Análisis literario: La Marsellesa | Cuento clásico explicado
Las relaciones humanas, eje que en ocasiones de poca o nula empatía se yergue ante la nada, dejan un vacío existencial cuando el objeto de la atención —otro ser humano— es incomprendido y menospreciado.
Si ese ser muere, entonces suelen sobresalir sus cualidades, las mismas que en vida nunca fueron apreciadas. Por otro lado, el protagonista logra la ansiada libertad, y esta vez sus compañeros tienen en cuenta su petición: el canto de La Marsellesa.
Este cuento, profundamente simbólico, aborda temas como la exclusión, la sensibilidad reprimida y el poder redentor del reconocimiento tardío. El personaje conocido como "Marranillo" encarna al ser humano inocente, temeroso y vulnerable, que es ridiculizado tanto por las autoridades como por sus propios compañeros, pese a que todos saben que es inocente.
Su sensibilidad, expresada en llanto constante y súplicas, no es comprendida ni valorada en un entorno donde la dureza parece ser la única defensa válida frente a la opresión.
La narrativa presenta un contraste deliberado entre las lágrimas "masculinas", ardientes como lava que deja huella, y las de Marranillo, vistas como inútiles, que solo empapan su pañuelo. Esta visión refleja un mundo que desprecia la fragilidad y condena a quienes no cumplen con un ideal de fuerza estoica. Sin embargo, es precisamente en su fragilidad donde reside la grandeza del personaje.
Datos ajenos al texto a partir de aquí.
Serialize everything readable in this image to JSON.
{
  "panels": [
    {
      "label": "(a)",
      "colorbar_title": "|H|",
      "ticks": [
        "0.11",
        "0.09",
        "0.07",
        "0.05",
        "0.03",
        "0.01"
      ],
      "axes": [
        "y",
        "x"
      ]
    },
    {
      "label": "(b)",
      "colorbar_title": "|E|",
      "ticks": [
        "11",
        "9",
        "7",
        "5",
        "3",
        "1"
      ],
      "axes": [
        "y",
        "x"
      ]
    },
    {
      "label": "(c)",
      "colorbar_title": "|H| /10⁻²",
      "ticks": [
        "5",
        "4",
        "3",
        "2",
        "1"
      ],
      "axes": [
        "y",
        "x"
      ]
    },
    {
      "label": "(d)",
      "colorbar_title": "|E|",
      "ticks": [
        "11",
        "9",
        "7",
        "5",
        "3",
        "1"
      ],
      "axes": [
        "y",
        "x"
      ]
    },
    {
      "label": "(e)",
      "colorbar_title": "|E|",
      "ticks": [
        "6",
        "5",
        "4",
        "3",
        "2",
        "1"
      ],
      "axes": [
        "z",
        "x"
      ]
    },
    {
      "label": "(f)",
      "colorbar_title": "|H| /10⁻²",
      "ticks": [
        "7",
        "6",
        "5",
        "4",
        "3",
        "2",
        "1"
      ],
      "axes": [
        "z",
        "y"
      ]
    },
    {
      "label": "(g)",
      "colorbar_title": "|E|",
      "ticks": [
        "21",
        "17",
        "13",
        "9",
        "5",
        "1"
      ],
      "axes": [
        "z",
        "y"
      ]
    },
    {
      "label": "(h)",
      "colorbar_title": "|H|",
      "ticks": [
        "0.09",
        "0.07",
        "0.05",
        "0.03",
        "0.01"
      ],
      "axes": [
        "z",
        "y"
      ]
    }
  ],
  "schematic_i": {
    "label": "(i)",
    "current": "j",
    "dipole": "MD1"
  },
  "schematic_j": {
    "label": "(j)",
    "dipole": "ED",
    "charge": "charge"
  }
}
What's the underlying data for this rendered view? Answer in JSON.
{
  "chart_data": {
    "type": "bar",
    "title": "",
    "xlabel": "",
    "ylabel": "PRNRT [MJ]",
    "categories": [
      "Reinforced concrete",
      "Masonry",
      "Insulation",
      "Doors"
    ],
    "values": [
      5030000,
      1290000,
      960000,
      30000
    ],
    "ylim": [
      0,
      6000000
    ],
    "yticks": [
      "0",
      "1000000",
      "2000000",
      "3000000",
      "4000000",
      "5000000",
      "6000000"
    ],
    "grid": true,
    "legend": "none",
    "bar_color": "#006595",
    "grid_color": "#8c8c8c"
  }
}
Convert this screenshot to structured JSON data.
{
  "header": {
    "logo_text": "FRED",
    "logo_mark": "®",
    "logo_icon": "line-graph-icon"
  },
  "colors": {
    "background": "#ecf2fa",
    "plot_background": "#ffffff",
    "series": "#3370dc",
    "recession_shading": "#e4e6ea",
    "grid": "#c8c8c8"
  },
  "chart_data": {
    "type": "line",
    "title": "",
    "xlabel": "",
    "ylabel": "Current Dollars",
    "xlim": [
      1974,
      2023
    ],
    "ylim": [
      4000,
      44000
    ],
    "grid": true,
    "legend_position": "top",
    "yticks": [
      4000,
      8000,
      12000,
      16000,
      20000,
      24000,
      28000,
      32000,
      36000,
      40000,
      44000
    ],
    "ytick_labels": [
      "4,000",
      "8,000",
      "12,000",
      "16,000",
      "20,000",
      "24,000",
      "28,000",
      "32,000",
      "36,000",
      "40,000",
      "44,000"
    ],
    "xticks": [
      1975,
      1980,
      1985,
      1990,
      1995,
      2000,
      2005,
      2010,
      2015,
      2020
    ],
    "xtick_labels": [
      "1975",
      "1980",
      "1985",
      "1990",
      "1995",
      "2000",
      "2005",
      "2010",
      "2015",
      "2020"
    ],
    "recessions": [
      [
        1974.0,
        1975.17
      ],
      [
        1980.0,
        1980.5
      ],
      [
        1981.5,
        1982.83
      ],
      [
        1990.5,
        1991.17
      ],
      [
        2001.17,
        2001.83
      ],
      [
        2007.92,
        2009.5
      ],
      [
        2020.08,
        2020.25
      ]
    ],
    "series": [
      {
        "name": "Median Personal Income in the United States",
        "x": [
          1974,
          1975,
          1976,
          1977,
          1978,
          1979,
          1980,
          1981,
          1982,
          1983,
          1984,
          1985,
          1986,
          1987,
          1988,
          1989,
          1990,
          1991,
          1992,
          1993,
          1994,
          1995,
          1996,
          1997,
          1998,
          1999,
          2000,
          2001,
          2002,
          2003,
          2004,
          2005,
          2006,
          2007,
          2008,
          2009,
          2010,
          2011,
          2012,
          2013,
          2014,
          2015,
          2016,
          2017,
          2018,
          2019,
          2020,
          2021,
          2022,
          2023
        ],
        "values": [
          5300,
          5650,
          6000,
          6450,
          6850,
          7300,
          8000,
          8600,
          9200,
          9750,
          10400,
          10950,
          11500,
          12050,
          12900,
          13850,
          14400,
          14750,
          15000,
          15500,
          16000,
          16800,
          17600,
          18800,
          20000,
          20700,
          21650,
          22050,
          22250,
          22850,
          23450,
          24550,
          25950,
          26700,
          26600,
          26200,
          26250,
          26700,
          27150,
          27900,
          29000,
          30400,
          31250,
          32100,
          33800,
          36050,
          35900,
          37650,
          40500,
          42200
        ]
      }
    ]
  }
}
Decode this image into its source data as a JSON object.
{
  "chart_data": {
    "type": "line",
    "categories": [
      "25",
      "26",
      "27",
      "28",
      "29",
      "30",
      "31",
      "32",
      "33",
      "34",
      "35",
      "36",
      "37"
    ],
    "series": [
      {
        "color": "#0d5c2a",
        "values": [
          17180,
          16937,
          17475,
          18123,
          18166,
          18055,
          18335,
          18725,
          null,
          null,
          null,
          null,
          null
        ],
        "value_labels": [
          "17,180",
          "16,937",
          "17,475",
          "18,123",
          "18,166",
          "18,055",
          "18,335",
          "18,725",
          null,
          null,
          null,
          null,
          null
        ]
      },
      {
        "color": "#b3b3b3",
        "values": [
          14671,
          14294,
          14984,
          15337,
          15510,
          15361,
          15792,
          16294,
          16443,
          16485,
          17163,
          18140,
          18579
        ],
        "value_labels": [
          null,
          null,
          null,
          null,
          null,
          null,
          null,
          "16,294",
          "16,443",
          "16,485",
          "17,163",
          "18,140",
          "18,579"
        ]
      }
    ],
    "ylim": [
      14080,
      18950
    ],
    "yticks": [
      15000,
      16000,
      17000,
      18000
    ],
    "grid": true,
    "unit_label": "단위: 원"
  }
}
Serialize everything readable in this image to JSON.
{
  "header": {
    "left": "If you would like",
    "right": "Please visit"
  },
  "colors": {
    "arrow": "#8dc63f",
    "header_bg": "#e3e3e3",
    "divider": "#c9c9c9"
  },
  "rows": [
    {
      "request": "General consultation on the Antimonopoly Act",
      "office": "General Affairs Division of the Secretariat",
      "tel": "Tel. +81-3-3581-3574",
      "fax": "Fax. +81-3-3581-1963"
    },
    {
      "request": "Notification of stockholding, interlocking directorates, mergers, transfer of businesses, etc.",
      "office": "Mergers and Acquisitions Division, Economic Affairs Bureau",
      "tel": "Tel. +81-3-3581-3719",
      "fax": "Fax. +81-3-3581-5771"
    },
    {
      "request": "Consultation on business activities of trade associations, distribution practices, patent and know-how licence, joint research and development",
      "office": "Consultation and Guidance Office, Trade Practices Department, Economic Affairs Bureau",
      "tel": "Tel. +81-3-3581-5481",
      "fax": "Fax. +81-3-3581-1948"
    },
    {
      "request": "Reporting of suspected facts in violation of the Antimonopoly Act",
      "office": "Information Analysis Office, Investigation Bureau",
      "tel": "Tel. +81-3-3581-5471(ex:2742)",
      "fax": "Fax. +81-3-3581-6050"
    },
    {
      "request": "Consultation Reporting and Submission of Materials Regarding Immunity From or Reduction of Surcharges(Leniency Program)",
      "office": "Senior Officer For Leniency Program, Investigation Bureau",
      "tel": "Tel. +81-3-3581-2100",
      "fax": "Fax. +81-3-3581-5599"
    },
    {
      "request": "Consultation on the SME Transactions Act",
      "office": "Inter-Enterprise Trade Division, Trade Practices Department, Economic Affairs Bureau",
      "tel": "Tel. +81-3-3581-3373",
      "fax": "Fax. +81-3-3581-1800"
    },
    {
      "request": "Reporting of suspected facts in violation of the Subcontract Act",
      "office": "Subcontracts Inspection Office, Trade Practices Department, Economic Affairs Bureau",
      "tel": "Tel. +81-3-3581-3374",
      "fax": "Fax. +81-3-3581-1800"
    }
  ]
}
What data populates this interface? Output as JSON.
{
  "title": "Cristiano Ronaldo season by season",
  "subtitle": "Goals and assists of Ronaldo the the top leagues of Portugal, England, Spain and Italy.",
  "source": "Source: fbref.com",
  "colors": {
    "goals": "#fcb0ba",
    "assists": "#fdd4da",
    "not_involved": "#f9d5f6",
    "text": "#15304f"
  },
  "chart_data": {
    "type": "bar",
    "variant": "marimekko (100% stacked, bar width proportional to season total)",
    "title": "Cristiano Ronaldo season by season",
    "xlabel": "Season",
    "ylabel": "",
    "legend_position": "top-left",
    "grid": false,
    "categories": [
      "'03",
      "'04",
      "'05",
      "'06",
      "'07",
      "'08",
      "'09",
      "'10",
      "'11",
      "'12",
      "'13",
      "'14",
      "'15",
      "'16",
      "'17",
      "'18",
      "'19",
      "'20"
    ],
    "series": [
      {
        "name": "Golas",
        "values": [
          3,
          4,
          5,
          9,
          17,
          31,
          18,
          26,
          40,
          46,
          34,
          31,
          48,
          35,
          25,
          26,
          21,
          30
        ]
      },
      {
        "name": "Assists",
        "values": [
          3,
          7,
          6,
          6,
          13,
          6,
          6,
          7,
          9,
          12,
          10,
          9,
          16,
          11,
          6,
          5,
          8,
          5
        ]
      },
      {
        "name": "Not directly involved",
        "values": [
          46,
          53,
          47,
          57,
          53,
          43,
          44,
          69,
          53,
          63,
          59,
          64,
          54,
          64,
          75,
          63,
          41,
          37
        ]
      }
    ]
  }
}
El punto de giro emocional se produce al final, cuando Marranillo, enfermo de tifus, delira con imágenes entrañables de su vida pasada: su madre, sus libros, su inocencia.
En su último momento de lucidez, expresa un deseo sencillo pero profundamente simbólico: que canten La Marsellesa sobre su tumba. Este acto, que sus compañeros cumplen, transforma su figura: de ser el objeto de burla, se convierte en un emblema de libertad, dignidad y humanidad.
La canción —símbolo de la Revolución Francesa y de la lucha contra la opresión— sirve como redención no solo para Marranillo, sino también para quienes lo despreciaron. En el acto colectivo de cantar, los compañeros recuperan su capacidad de sentir, de llorar, de reconocer la nobleza en aquel a quien antes rechazaron. Es un canto de despedida, pero también un grito de justicia y de reparación tardía.
La Marsellesa nos confronta con nuestras propias actitudes ante los débiles, los diferentes, los sensibles. Nos recuerda que muchas veces, como sociedad o como individuos, solo valoramos a los demás cuando ya es demasiado tarde. Pero también nos ofrece una posibilidad de redención: la de reconocer, aun al final, la luz en aquel que parecía insignificante.